On June 1, Snowflake and Anthropic announced accelerating momentum in their $200 million partnership. The headline number: Cortex Code, Snowflake’s coding agent that runs directly on governed enterprise data, became the fastest-growing product in Snowflake’s history. Over 7,100 users. The AI underneath isn’t unique — Claude is available everywhere. What’s unique is that it runs inside the governance layer companies already trust with their most sensitive data.
Block, Carvana, Indeed, Notion. These aren’t companies experimenting with AI. They chose where AI lives as the primary decision. Not which AI. Where.
The real purchase decision
For the last two years, enterprise AI conversations have started with the same question: which model should we use? GPT-4, Claude, Gemini, something open-source? I have watched procurement cycles burn months on this question.
The companies in Snowflake’s announcement skipped it entirely. Their question was different: how do we give AI access to our actual business data without moving that data outside the systems where it is already governed?
That is a completely different problem. And it is the one that determines whether AI makes it to production or stays in a sandbox forever.
Arnaud Weber, Block’s engineering lead, described building “an AI-native operating layer that connects intelligent reasoning directly to the trusted data powering our ecosystems.” Notice the language. He didn’t say AI strategy. He said operating layer. The work is happening in infrastructure, not capability selection.
Carvana’s SVP of Engineering said it plainly. AI is “most powerful when it can work securely with governed enterprise data inside the systems our teams already use.” Forget benchmarks. The power comes from actually touching the data that matters.
Governance is the bottleneck nobody talks about
Here is what I see in practice. Companies pilot AI on synthetic data or public datasets. The pilot works. The demo is impressive. Then someone asks: can we run this on our actual customer data, our financial records, our compliance-sensitive operations?
And everything stops.
Because nobody built the governance layer. Nobody mapped which data the AI can access, which users can invoke it, what audit trail exists, where the outputs go. The pilot assumed the data problem was solved. It never was.
Snowflake’s pitch is straightforward: Claude runs directly on your data inside Snowflake, with the same role-based access controls, the same encryption, the same compliance posture you already maintain. No data leaves the environment. No new security review required for the AI layer because it inherits the security review you already passed.
That isn’t a technology innovation. It’s an operations innovation. And it’s the reason Cortex Code grew faster than anything Snowflake has ever shipped.
Who should own this in your organization
If you are a business leader reading this, here is the practical question: who in your company owns AI governance?
Not AI strategy. Not the model evaluation. Governance. The answer to: what data can AI access, under what controls, with what audit trail, and who approved it?
In most organizations I work with, nobody owns this. The CTO owns the technology. The CISO owns security. Legal owns compliance. Data engineering owns the pipelines. AI governance falls into the gap between all four. And that gap is where pilots go to die.
The companies deploying AI at scale through Snowflake did not solve this by picking the right model. They solved it by making AI a governed data operation. Same controls as any other data operation. Same ownership. Same audit. The AI became part of the existing governance stack instead of a parallel system that needed its own review.
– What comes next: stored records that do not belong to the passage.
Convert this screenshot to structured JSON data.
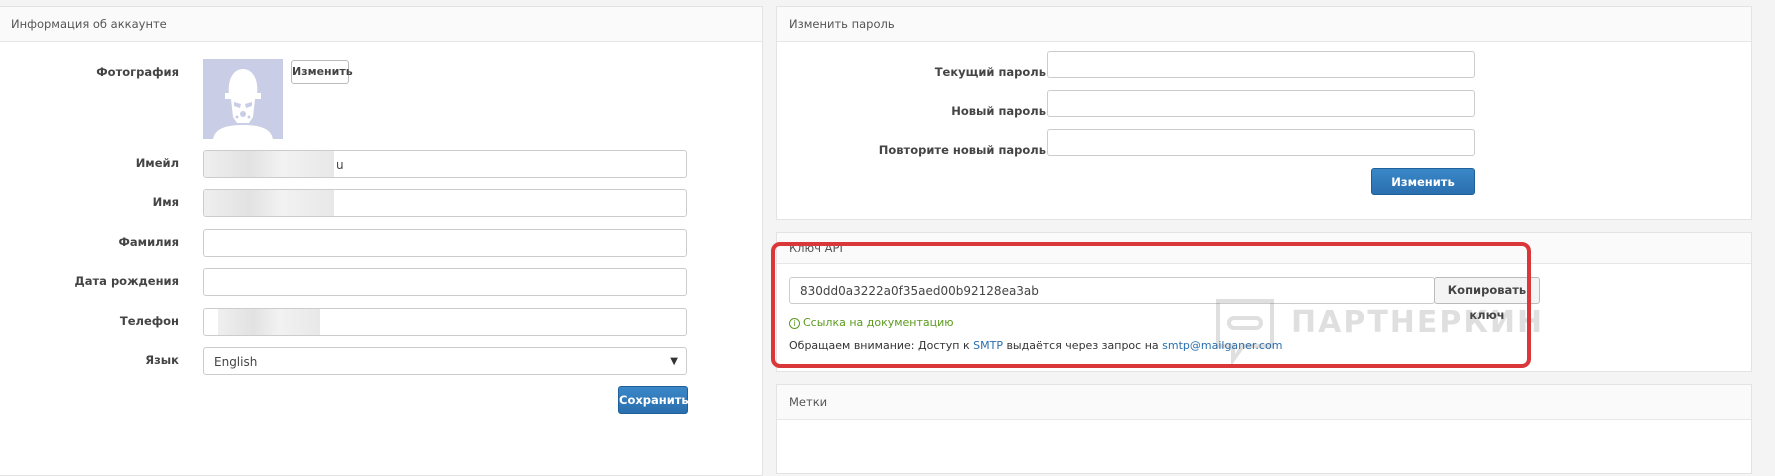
{
  "account": {
    "title": "Информация об аккаунте",
    "photo_label": "Фотография",
    "change_photo_label": "Изменить",
    "email_label": "Имейл",
    "email_value": "u",
    "name_label": "Имя",
    "lastname_label": "Фамилия",
    "birthdate_label": "Дата рождения",
    "phone_label": "Телефон",
    "language_label": "Язык",
    "language_value": "English",
    "save_label": "Сохранить"
  },
  "password": {
    "title": "Изменить пароль",
    "current_label": "Текущий пароль",
    "new_label": "Новый пароль",
    "repeat_label": "Повторите новый пароль",
    "submit_label": "Изменить пароль"
  },
  "api": {
    "title": "Ключ API",
    "key_value": "830dd0a3222a0f35aed00b92128ea3ab",
    "copy_label": "Копировать ключ",
    "doc_link": "Ссылка на документацию",
    "notice_prefix": "Обращаем внимание: Доступ к",
    "notice_smtp": "SMTP",
    "notice_middle": "выдаётся через запрос на",
    "notice_email": "smtp@mailganer.com"
  },
  "tags": {
    "title": "Метки"
  },
  "watermark": {
    "text": "ПАРТНЕРКИН"
  },
  "colors": {
    "primary": "#2a6fae",
    "highlight": "#d9373a",
    "success": "#5a9a1d"
  }
}
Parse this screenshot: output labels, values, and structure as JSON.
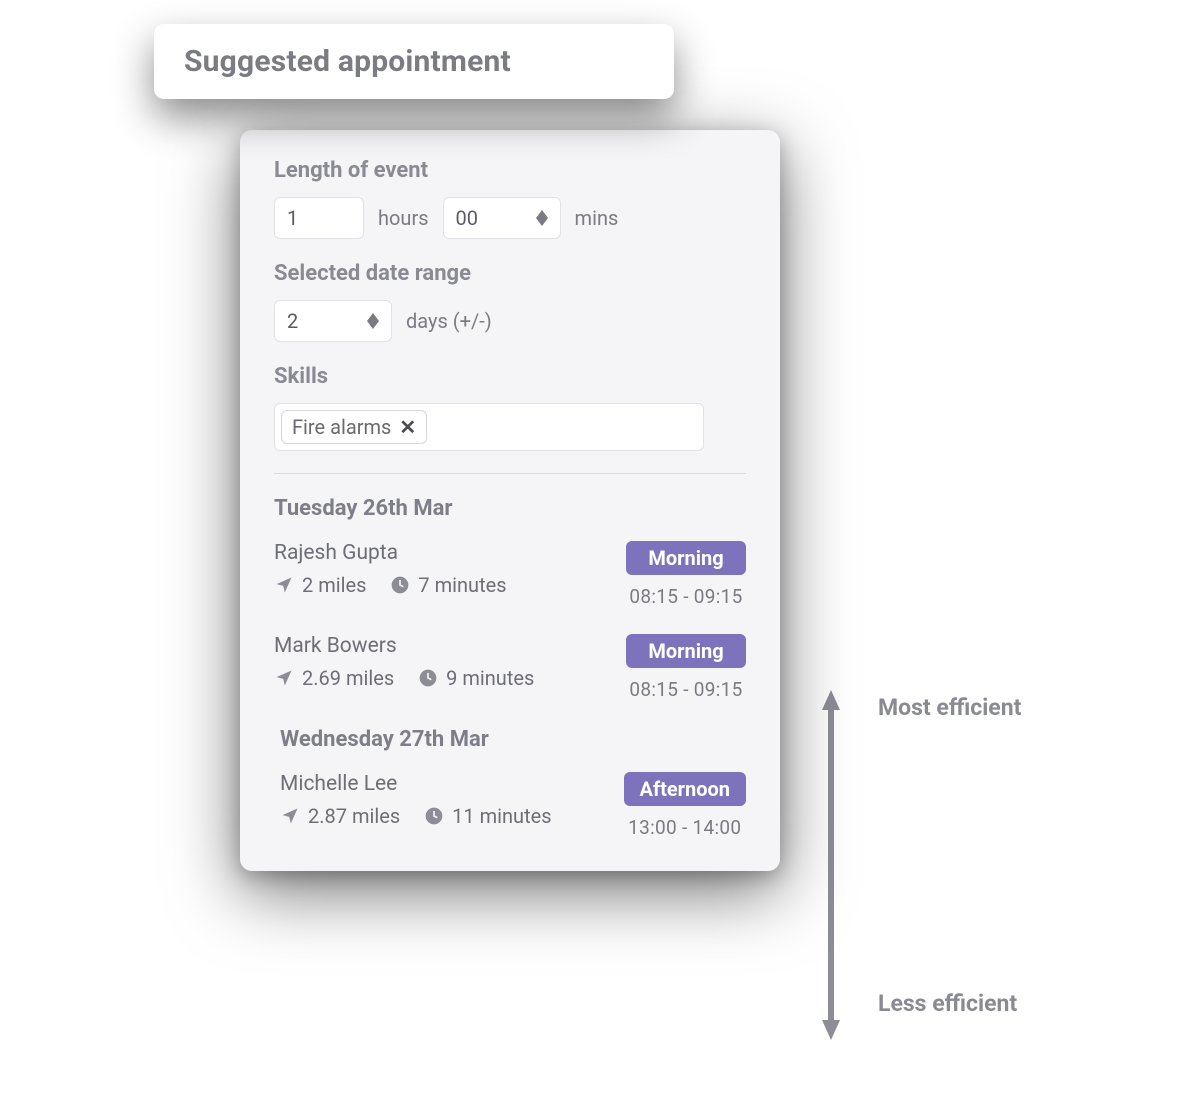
{
  "title": "Suggested appointment",
  "sections": {
    "length_label": "Length of event",
    "hours_value": "1",
    "hours_unit": "hours",
    "mins_value": "00",
    "mins_unit": "mins",
    "daterange_label": "Selected date range",
    "days_value": "2",
    "days_unit": "days (+/-)",
    "skills_label": "Skills",
    "skill_tag": "Fire alarms"
  },
  "days": [
    {
      "heading": "Tuesday 26th Mar",
      "slots": [
        {
          "name": "Rajesh Gupta",
          "distance": "2 miles",
          "duration": "7 minutes",
          "badge": "Morning",
          "time": "08:15 - 09:15"
        },
        {
          "name": "Mark Bowers",
          "distance": "2.69 miles",
          "duration": "9 minutes",
          "badge": "Morning",
          "time": "08:15 - 09:15"
        }
      ]
    },
    {
      "heading": "Wednesday 27th Mar",
      "slots": [
        {
          "name": "Michelle Lee",
          "distance": "2.87 miles",
          "duration": "11 minutes",
          "badge": "Afternoon",
          "time": "13:00 - 14:00"
        }
      ]
    }
  ],
  "efficiency": {
    "top": "Most efficient",
    "bottom": "Less efficient"
  }
}
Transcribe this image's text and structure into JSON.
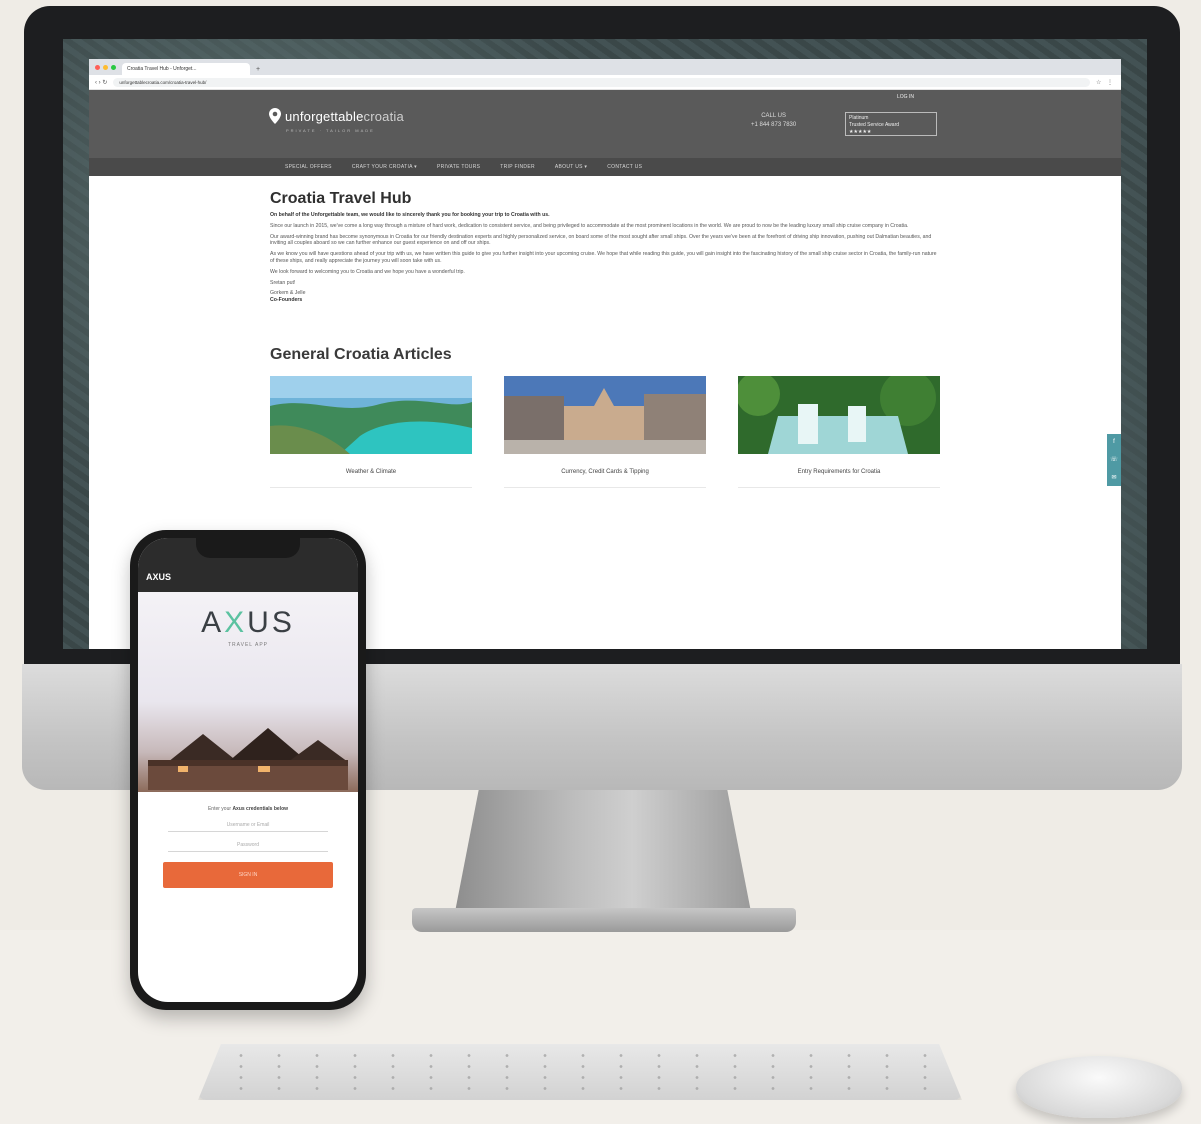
{
  "browser": {
    "tab_title": "Croatia Travel Hub - Unforget...",
    "new_tab": "+",
    "url": "unforgettablecroatia.com/croatia-travel-hub/",
    "nav_glyphs": "‹ › ↻"
  },
  "site": {
    "logo_main": "unforgettable",
    "logo_accent": "croatia",
    "logo_tagline": "PRIVATE · TAILOR MADE",
    "login": "LOG IN",
    "call_label": "CALL US",
    "call_number": "+1 844 873 7830",
    "award_line1": "Platinum",
    "award_line2": "Trusted Service Award",
    "award_stars": "★★★★★",
    "nav": [
      "SPECIAL OFFERS",
      "CRAFT YOUR CROATIA ▾",
      "PRIVATE TOURS",
      "TRIP FINDER",
      "ABOUT US ▾",
      "CONTACT US"
    ]
  },
  "content": {
    "title": "Croatia Travel Hub",
    "intro_bold": "On behalf of the Unforgettable team, we would like to sincerely thank you for booking your trip to Croatia with us.",
    "para1": "Since our launch in 2015, we've come a long way through a mixture of hard work, dedication to consistent service, and being privileged to accommodate at the most prominent locations in the world. We are proud to now be the leading luxury small ship cruise company in Croatia.",
    "para2": "Our award-winning brand has become synonymous in Croatia for our friendly destination experts and highly personalized service, on board some of the most sought after small ships. Over the years we've been at the forefront of driving ship innovation, pushing out Dalmatian beauties, and inviting all couples aboard so we can further enhance our guest experience on and off our ships.",
    "para3": "As we know you will have questions ahead of your trip with us, we have written this guide to give you further insight into your upcoming cruise. We hope that while reading this guide, you will gain insight into the fascinating history of the small ship cruise sector in Croatia, the family-run nature of these ships, and really appreciate the journey you will soon take with us.",
    "para4": "We look forward to welcoming you to Croatia and we hope you have a wonderful trip.",
    "signoff": "Sretan put!",
    "signature": "Gorkem & Jelle",
    "signature_role": "Co-Founders",
    "articles_title": "General Croatia Articles",
    "articles": [
      {
        "label": "Weather & Climate",
        "image": "coastline-photo"
      },
      {
        "label": "Currency, Credit Cards & Tipping",
        "image": "old-town-square-photo"
      },
      {
        "label": "Entry Requirements for Croatia",
        "image": "waterfalls-photo"
      }
    ],
    "side_widget_icons": [
      "f",
      "☏",
      "✉"
    ]
  },
  "phone": {
    "app_bar_title": "AXUS",
    "logo_a": "A",
    "logo_x": "X",
    "logo_us": "US",
    "logo_subtitle": "TRAVEL APP",
    "prompt_prefix": "Enter your",
    "prompt_bold": "Axus credentials below",
    "field1_placeholder": "Username or Email",
    "field2_placeholder": "Password",
    "button_label": "SIGN IN"
  },
  "colors": {
    "site_header": "#5a5a5a",
    "nav_bar": "#4a4a4a",
    "axus_accent": "#5bc2a0",
    "cta_orange": "#e8693a",
    "side_widget": "#4f9aa4"
  }
}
Block is running compliance and security investigations with Claude on governed data. Production workloads on sensitive data, inside the existing control structure. That’s not a pilot anymore.
eSentire is running autonomous Tier 1 security investigations. Their CPTO described “AI-led threat investigations” operating inside a “governed data environment.” In cybersecurity, where a false positive is expensive and a missed threat is catastrophic, they trusted the governance layer enough to let AI act autonomously.
The question that actually matters
Deloitte’s CEO framed it precisely: organizations are trying to “embed intelligence directly into their core business processes.” The center of operations. The stuff that actually runs the company.
You can’t embed intelligence into core processes without solving governance first. Every core process touches sensitive data. Every sensitive data operation requires controls — ownership, policy, audit capability.
Most companies have none of this for AI. They have it for databases, for cloud infrastructure, for SaaS applications. But AI still sits outside the existing governance model. That’s why 43% of AI initiatives fail (Gartner, 2026) — and the reason is rarely the model.
The companies pulling ahead are not buying better AI. They are buying the right to use AI on data that actually matters. That right comes from governance, not from a vendor selection committee.
If nobody in your organization owns AI governance today, you have your answer for why nothing has made it past the pilot. The model was never the problem.